The research shows he may not be entirely wrong. While whites are willing to vote for Obama, they aren’t nearly as interested in living in neighborhoods rich in color.
Blacks make up about 35 percent of Chicago’s population of nearly 3 million and are largely concentrated on the South and West Sides. Whites make up nearly 28 percent, largely located to the north and in slivers of the South Side, while Hispanics, about 30 percent of the population, are scattered to the Northwest and Southwest Sides of the city center.
Dating back to the late 19th Century, blacks were confined to certain neighborhoods in Chicago by pen and sword, with legal restrictions and real estate practices ensuring whatever bombs and batons did not.
How about this, your own Chicago Tribune claims Chicago is the most segregated city in America. Do you think that being a major Chicago paper they do not know what they are talking about?
Nice attempt at baiting, but it's pretty obvious that measuring segregation is something that is fluid and rather abstract so results will not always be consistent. These measuring sticks are only useful in determining relative level of segregation, in which both Chicago and New York are sadly among the most.
Sorry but I trust census data analysis over your naked eye. Maybe your right and things have changed quickly in the last few years, but that seems unlikely. I suppose we'll see when the census comes out in a couple years.
Nah, I trust my eye more because I grew up on the Brooklyn-Queens border and I can see the changes in most neighborhoods. Any study will be distorted because there are still some large inner city black neighborhoods like East New York or the South Bronx in which few non blacks will want to live. That is skewing the results.
Nah, I trust my eye more because I grew up on the Brooklyn-Queens border and I can see the changes in most neighborhoods. Any study will be distorted because there are still some large inner city black neighborhoods like East New York or the South Bronx in which few non blacks will want to live. That is skewing the results.
Honest question: How is that any different from any other major city?
Nah, I trust my eye more because I grew up on the Brooklyn-Queens border and I can see the changes in most neighborhoods. Any study will be distorted because there are still some large inner city black neighborhoods like East New York or the South Bronx in which few non blacks will want to live. That is skewing the results.
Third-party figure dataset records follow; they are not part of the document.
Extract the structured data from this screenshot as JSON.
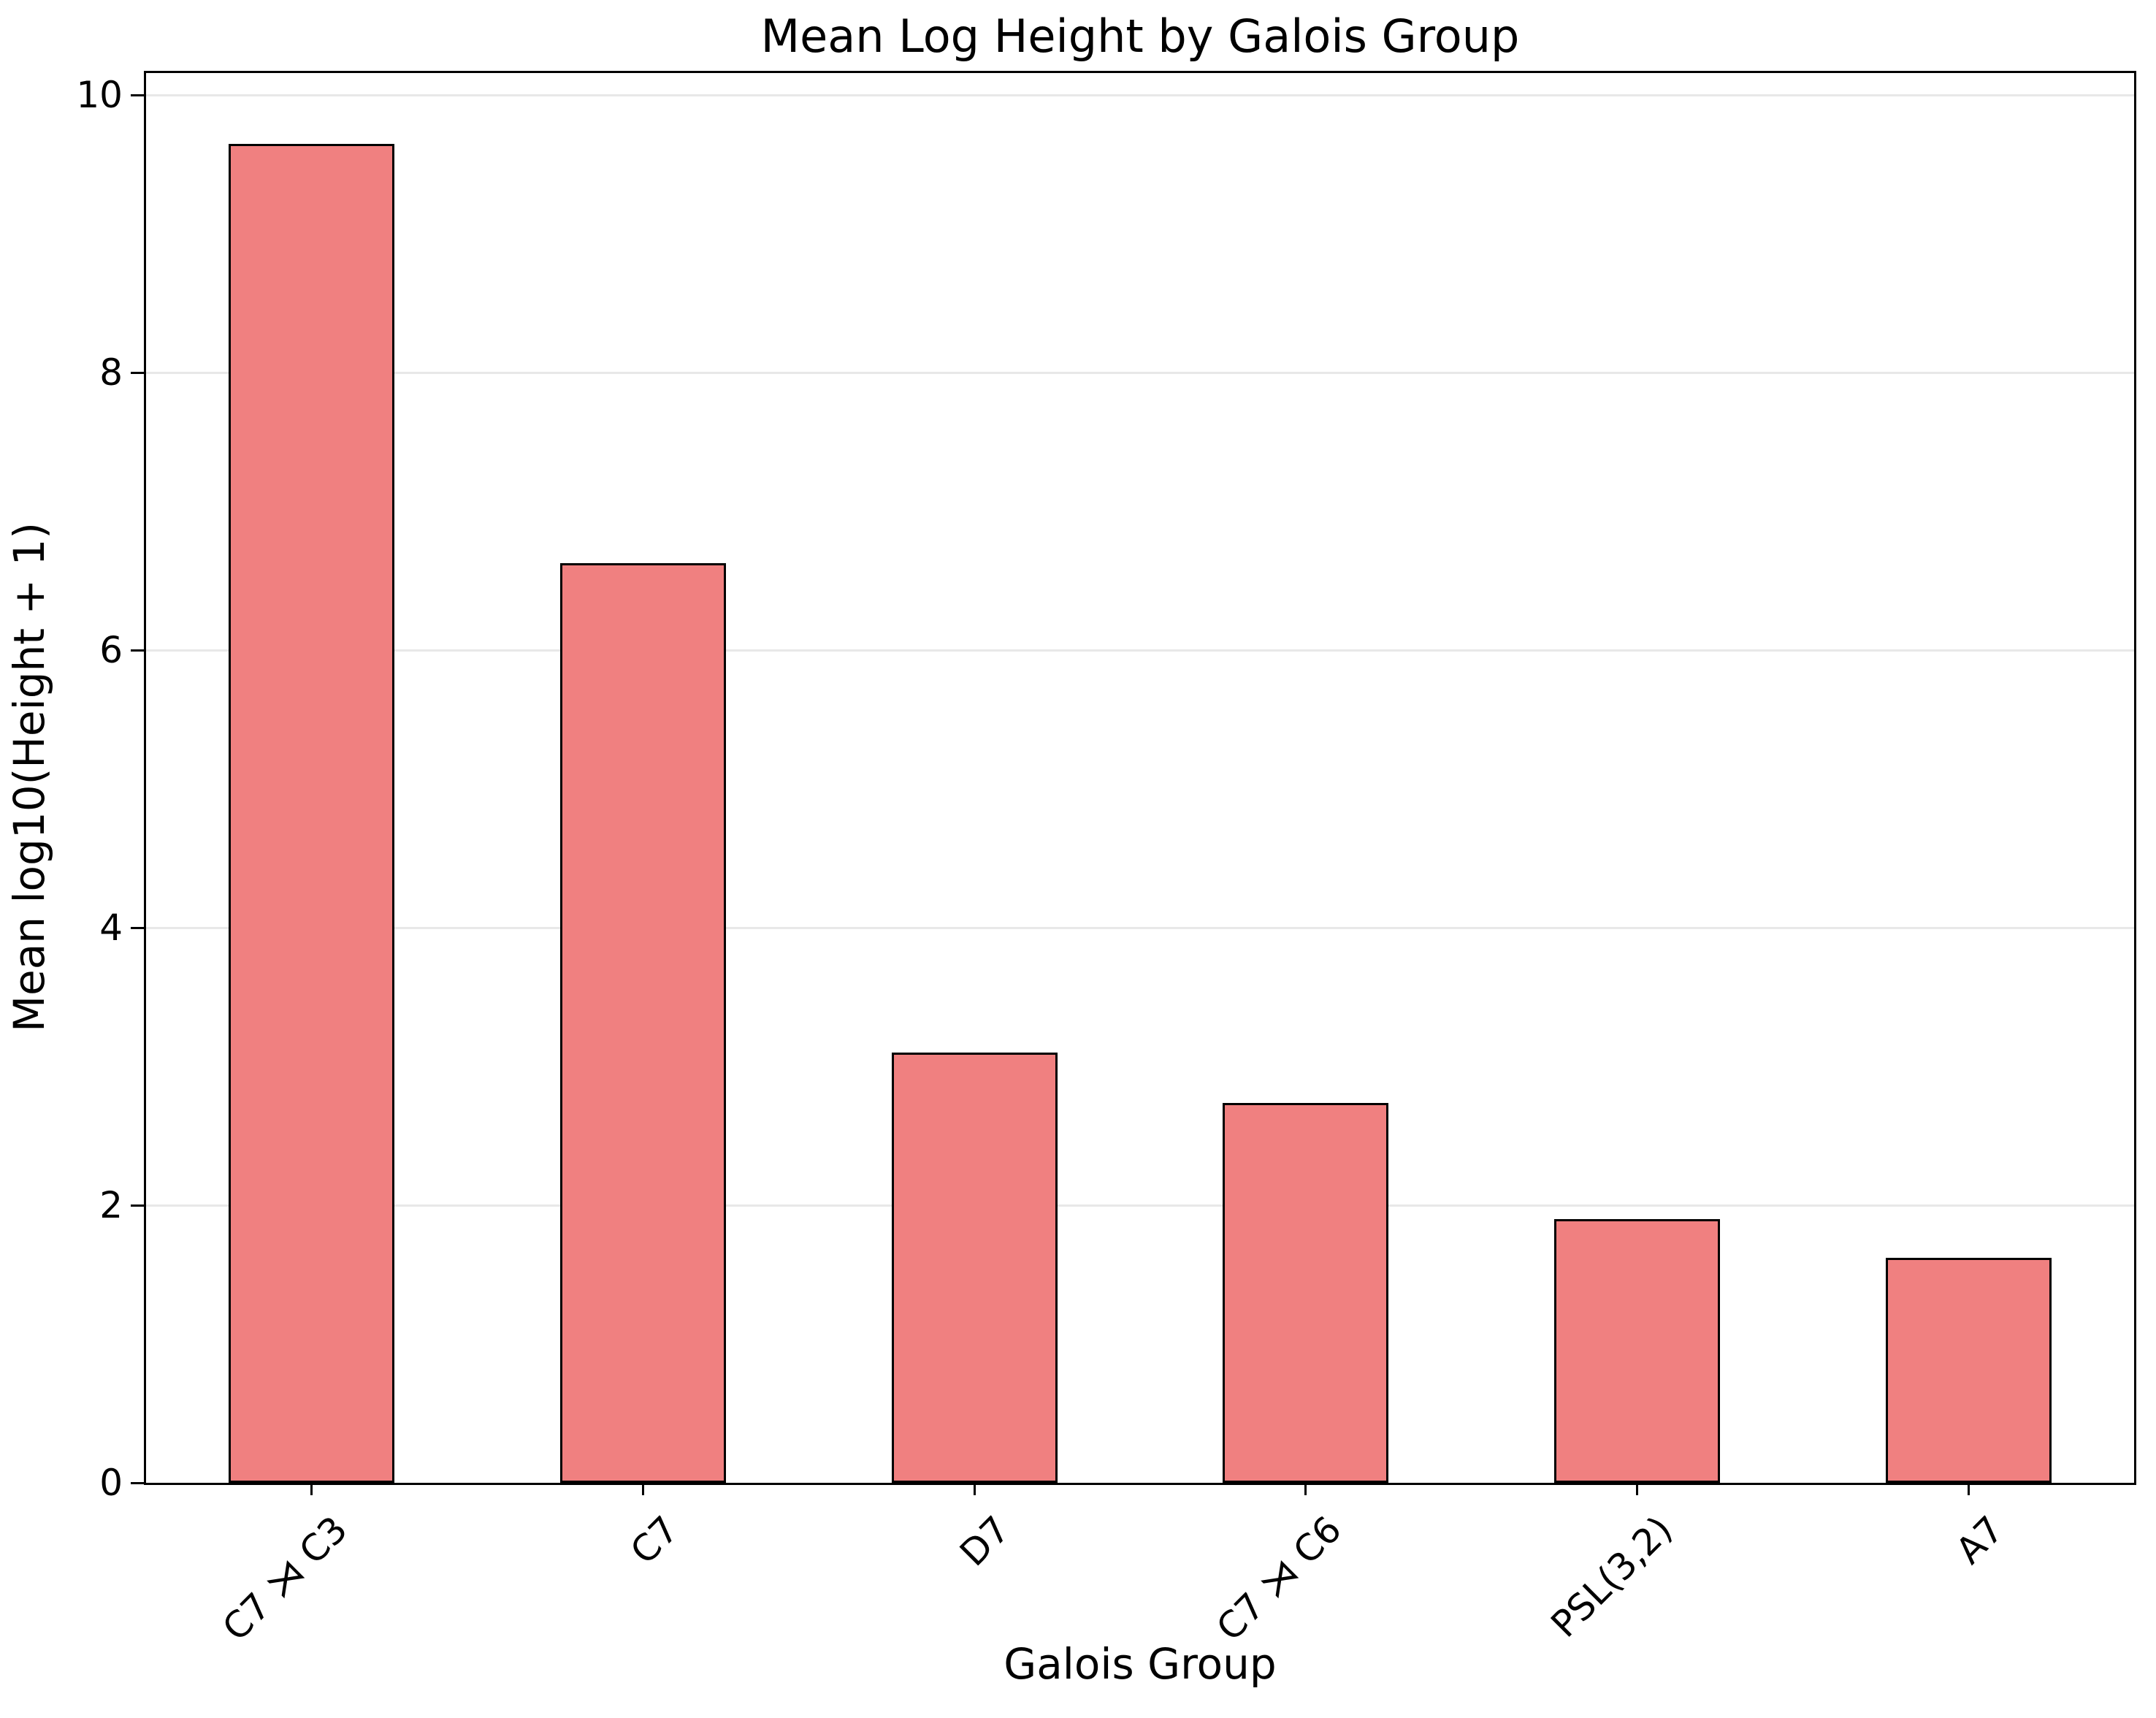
{
  "chart_data": {
    "type": "bar",
    "title": "Mean Log Height by Galois Group",
    "xlabel": "Galois Group",
    "ylabel": "Mean log10(Height + 1)",
    "categories": [
      "C7 ⋊ C3",
      "C7",
      "D7",
      "C7 ⋊ C6",
      "PSL(3,2)",
      "A7"
    ],
    "values": [
      9.65,
      6.63,
      3.1,
      2.74,
      1.9,
      1.62
    ],
    "yticks": [
      0,
      2,
      4,
      6,
      8,
      10
    ],
    "ylim": [
      0,
      10.16
    ],
    "grid": "y",
    "grid_color": "#e8e8e8",
    "bar_color": "#f08080",
    "bar_edge_color": "#000000",
    "spine_color": "#000000",
    "background": "#ffffff",
    "bar_width_frac": 0.5,
    "x_tick_label_rotation_deg": 45,
    "legend_position": "none"
  }
}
My point exactly. There are for instance large concentrations of Russians in Brighton Beach and Poles in Greenpoint but that does not mean that Russians or Poles are not represented or discouraged from moving to other neighborhoods. Statistically however, most of them live in their respective historical enclaves, hence statistically the city is still ethnically segregated which is not the case. Not in New York.
Article in Tribune offers a deep look into segregation recalling stories of urban professionals moving to the city and choices in housing they have.
Those choices defined by the color of their skin is IMHO true segregation and not the exsitance of predominantly ethnic, historical enclaves.
Honest question: How is that any different from any other major city?
Very different. There are virtually no blacks in Lincoln Park, Bridgetown, Lincoln Sqaure, Loop etc etc. Chicago is very color conciouss with most Blacks in the southern and western parts of the city and virtually none outside of it. Even affluent Hyde Park is south of the Loop. Read the Tribune article, it explains a lot and it is written by Chicago natives.
Honest question: How is that any different from any other major city?
Not sure if you know how large the South Bronx, East New York, Bedford-Stuyvestant, Bushwick, South Jamaica and Harlem are. In any case, I see people of different races and religons living side by side in places where only a single race lived before.
Did you notice 6 of the 12 most segregated cities are in Midwest. How is that for the so called liberal region, Midwest claims to be?